KEY POINTS:
LONDON - Portsmouth manager Harry Redknapp insisted today that he had done nothing wrong despite being arrested by police investigating corruption in English soccer.
Redknapp was one of five people, including former Portsmouth chairman Milan Mandaric and current chief executive Peter Storrie, who were questioned by police today.
"This has got absolutely nothing to do with me," Redknapp, formerly a coach at West Ham United and Southampton, told a news conference at Portsmouth's training ground.
"It was a bitter disappointment to me and my family and we were deeply hurt by the whole situation... why I couldn't have got a phone call and just popped down the police station for a chat I really don't know.
"Why it's in the public domain and made into such a big issue when I wasn't even involved in it I find difficult to understand."
Redknapp said he had been to Germany to watch Stuttgart play Rangers in the Champions League and became aware of the situation after he got "hysterical" phone messages from his wife when he arrived back in Britain on Wednesday.
"I'm particularly disappointed that the police should come knocking on my door at six o'clock in the morning with photographers from a well-known newspaper," he said.
"My wife was petrified. They searched my house. If you can tell me that's the way to treat anybody then it's not the society I was bought up in and I'm bitterly disappointed."

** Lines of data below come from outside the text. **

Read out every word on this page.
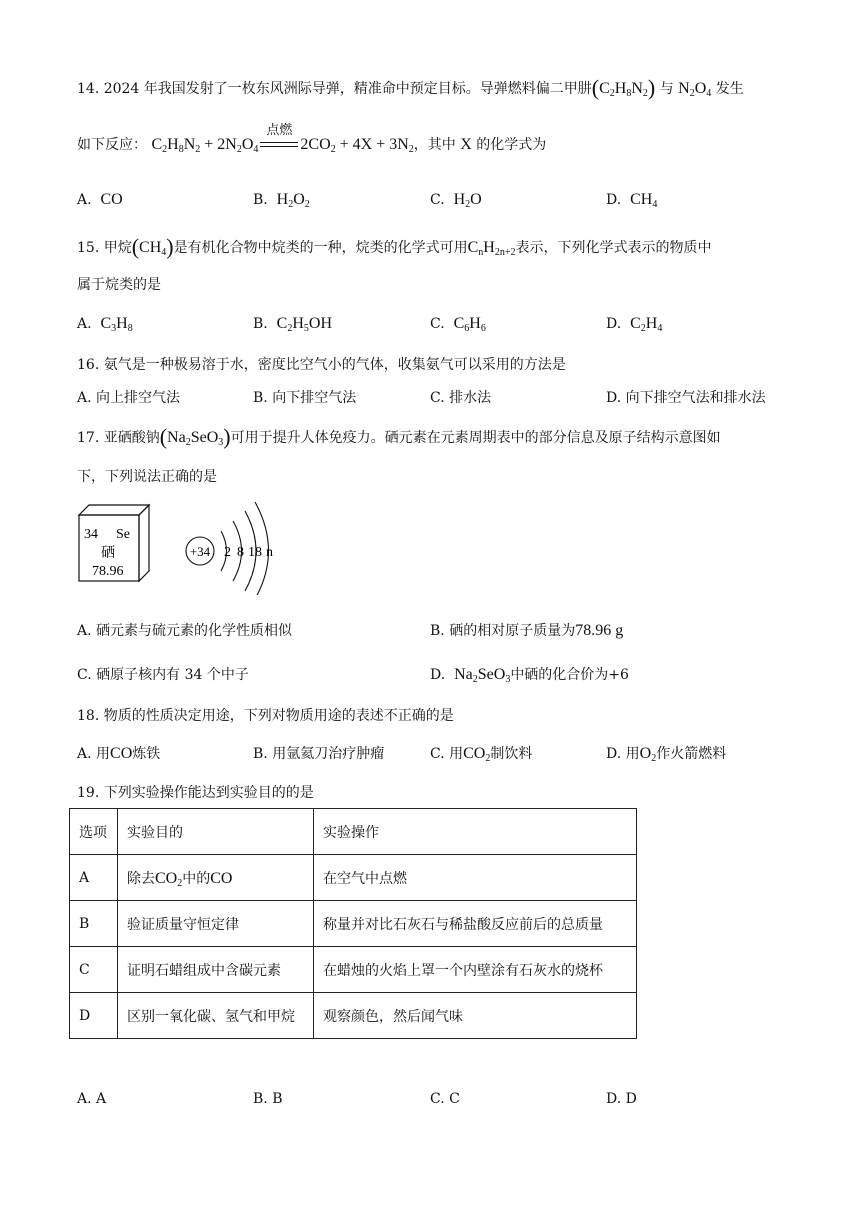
14. 2024 年我国发射了一枚东风洲际导弹，精准命中预定目标。导弹燃料偏二甲肼$(C_2H_8N_2)$ 与 $N_2O_4$ 发生
如下反应： $C_2H_8N_2 + 2N_2O_4$
点燃
$2CO_2 + 4X + 3N_2$，其中 X 的化学式为
A. CO	B. $H_2O_2$	C. $H_2O$	D. $CH_4$
15. 甲烷$(CH_4)$是有机化合物中烷类的一种，烷类的化学式可用$C_nH_{2n+2}$表示，下列化学式表示的物质中
属于烷类的是
A. $C_3H_8$	B. $C_2H_5OH$	C. $C_6H_6$	D. $C_2H_4$
16. 氨气是一种极易溶于水，密度比空气小的气体，收集氨气可以采用的方法是
A. 向上排空气法	B. 向下排空气法	C. 排水法	D. 向下排空气法和排水法
17. 亚硒酸钠$(Na_2SeO_3)$可用于提升人体免疫力。硒元素在元素周期表中的部分信息及原子结构示意图如
下，下列说法正确的是
34 Se
硒
78.96
+34 2 8 18 n
A. 硒元素与硫元素的化学性质相似	B. 硒的相对原子质量为78.96 g
C. 硒原子核内有 34 个中子	D. $Na_2SeO_3$中硒的化合价为+6
18. 物质的性质决定用途，下列对物质用途的表述不正确的是
A. 用CO炼铁	B. 用氩氦刀治疗肿瘤	C. 用$CO_2$制饮料	D. 用$O_2$作火箭燃料
19. 下列实验操作能达到实验目的的是
选项	实验目的	实验操作
A	除去$CO_2$中的CO	在空气中点燃
B	验证质量守恒定律	称量并对比石灰石与稀盐酸反应前后的总质量
C	证明石蜡组成中含碳元素	在蜡烛的火焰上罩一个内壁涂有石灰水的烧杯
D	区别一氧化碳、氢气和甲烷	观察颜色，然后闻气味
A. A	B. B	C. C	D. D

Redknapp, who confirmed that police had taken a computer, said he was questioned at Chichester Police station about a football agent.

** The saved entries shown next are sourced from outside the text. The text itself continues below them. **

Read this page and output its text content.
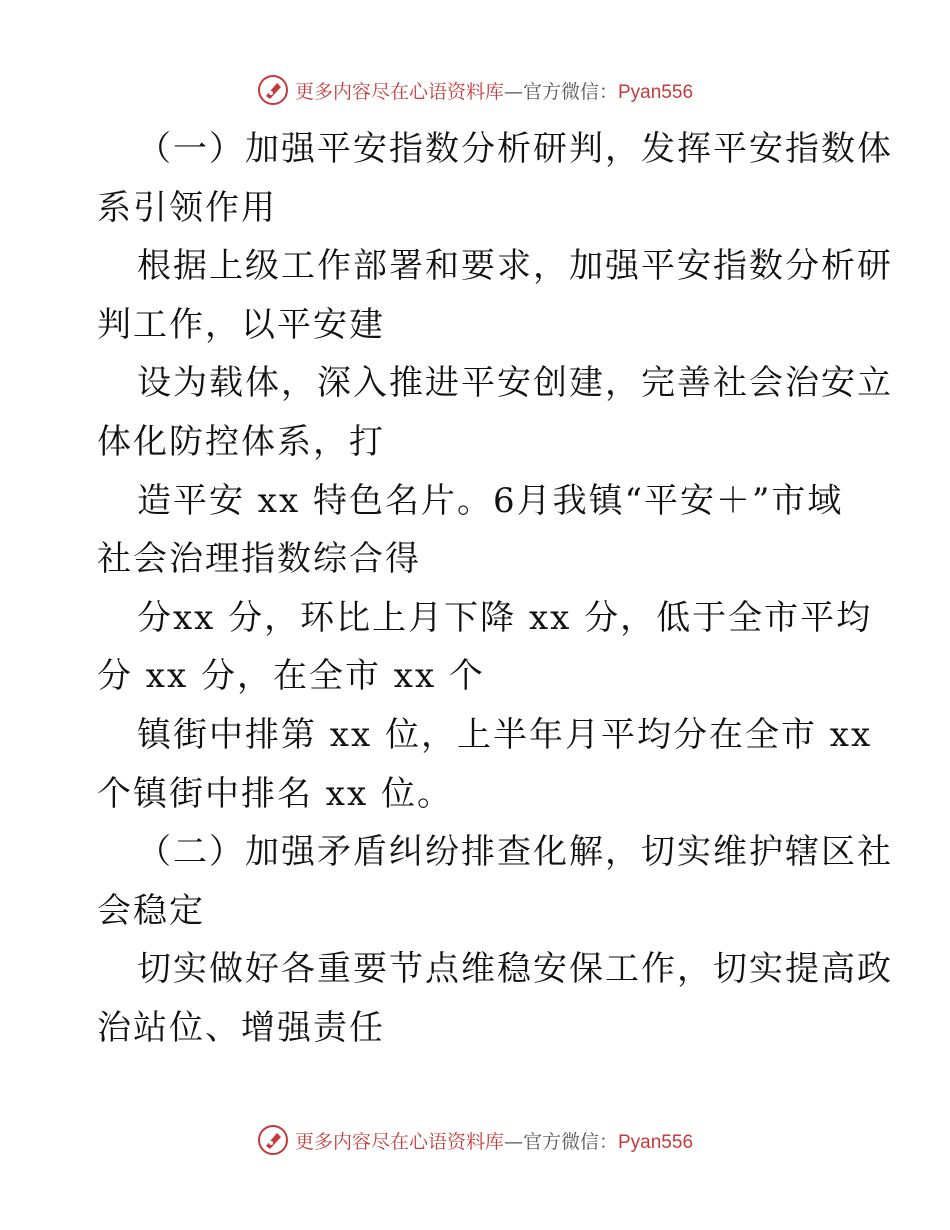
更多内容尽在心语资料库—官方微信：Pyan556
（一）加强平安指数分析研判，发挥平安指数体
系引领作用
根据上级工作部署和要求，加强平安指数分析研
判工作，以平安建
设为载体，深入推进平安创建，完善社会治安立
体化防控体系，打
造平安 xx 特色名片。6月我镇“平安＋”市域
社会治理指数综合得
分xx 分，环比上月下降 xx 分，低于全市平均
分 xx 分，在全市 xx 个
镇街中排第 xx 位，上半年月平均分在全市 xx
个镇街中排名 xx 位。
（二）加强矛盾纠纷排查化解，切实维护辖区社
会稳定
切实做好各重要节点维稳安保工作，切实提高政
治站位、增强责任
更多内容尽在心语资料库—官方微信：Pyan556
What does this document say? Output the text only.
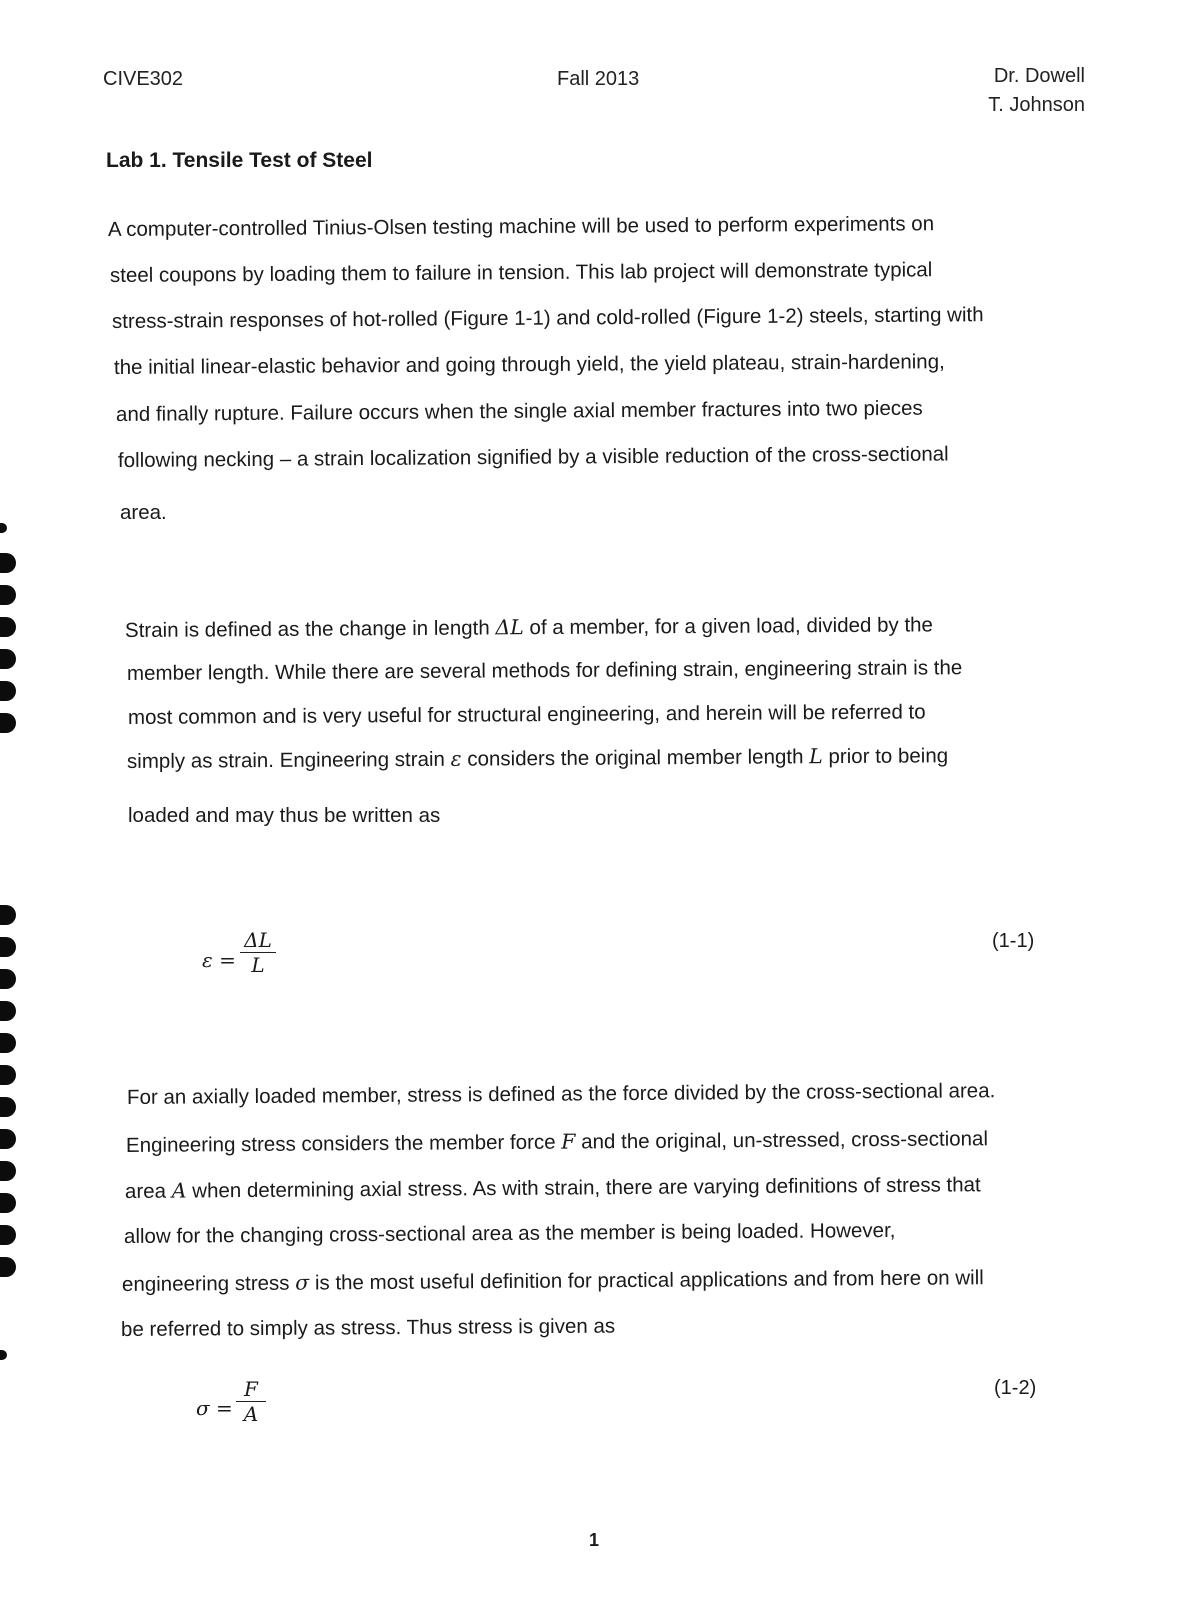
CIVE302	Fall 2013	Dr. Dowell
T. Johnson
Lab 1. Tensile Test of Steel
A computer-controlled Tinius-Olsen testing machine will be used to perform experiments on
steel coupons by loading them to failure in tension. This lab project will demonstrate typical
stress-strain responses of hot-rolled (Figure 1-1) and cold-rolled (Figure 1-2) steels, starting with
the initial linear-elastic behavior and going through yield, the yield plateau, strain-hardening,
and finally rupture. Failure occurs when the single axial member fractures into two pieces
following necking – a strain localization signified by a visible reduction of the cross-sectional
area.
Strain is defined as the change in length ΔL of a member, for a given load, divided by the
member length. While there are several methods for defining strain, engineering strain is the
most common and is very useful for structural engineering, and herein will be referred to
simply as strain. Engineering strain ε considers the original member length L prior to being
loaded and may thus be written as
ε =
ΔL
L
(1-1)
For an axially loaded member, stress is defined as the force divided by the cross-sectional area.
Engineering stress considers the member force F and the original, un-stressed, cross-sectional
area A when determining axial stress. As with strain, there are varying definitions of stress that
allow for the changing cross-sectional area as the member is being loaded. However,
engineering stress σ is the most useful definition for practical applications and from here on will
be referred to simply as stress. Thus stress is given as
σ =
F
A
(1-2)
1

"The crux of it was that an agent had received a fee and allegedly paid some of it to a player... that was the top and bottom of the investigation as far as I was concerned, there was nothing else for me to talk about," Redknapp said.
"I was wondering what I was doing there. I'm not involved in who gets agents fees and who doesn't."
City of London police said they had arrested five men on "suspicion of conspiracy to defraud and false accounting" as part of an ongoing investigation into football corruption.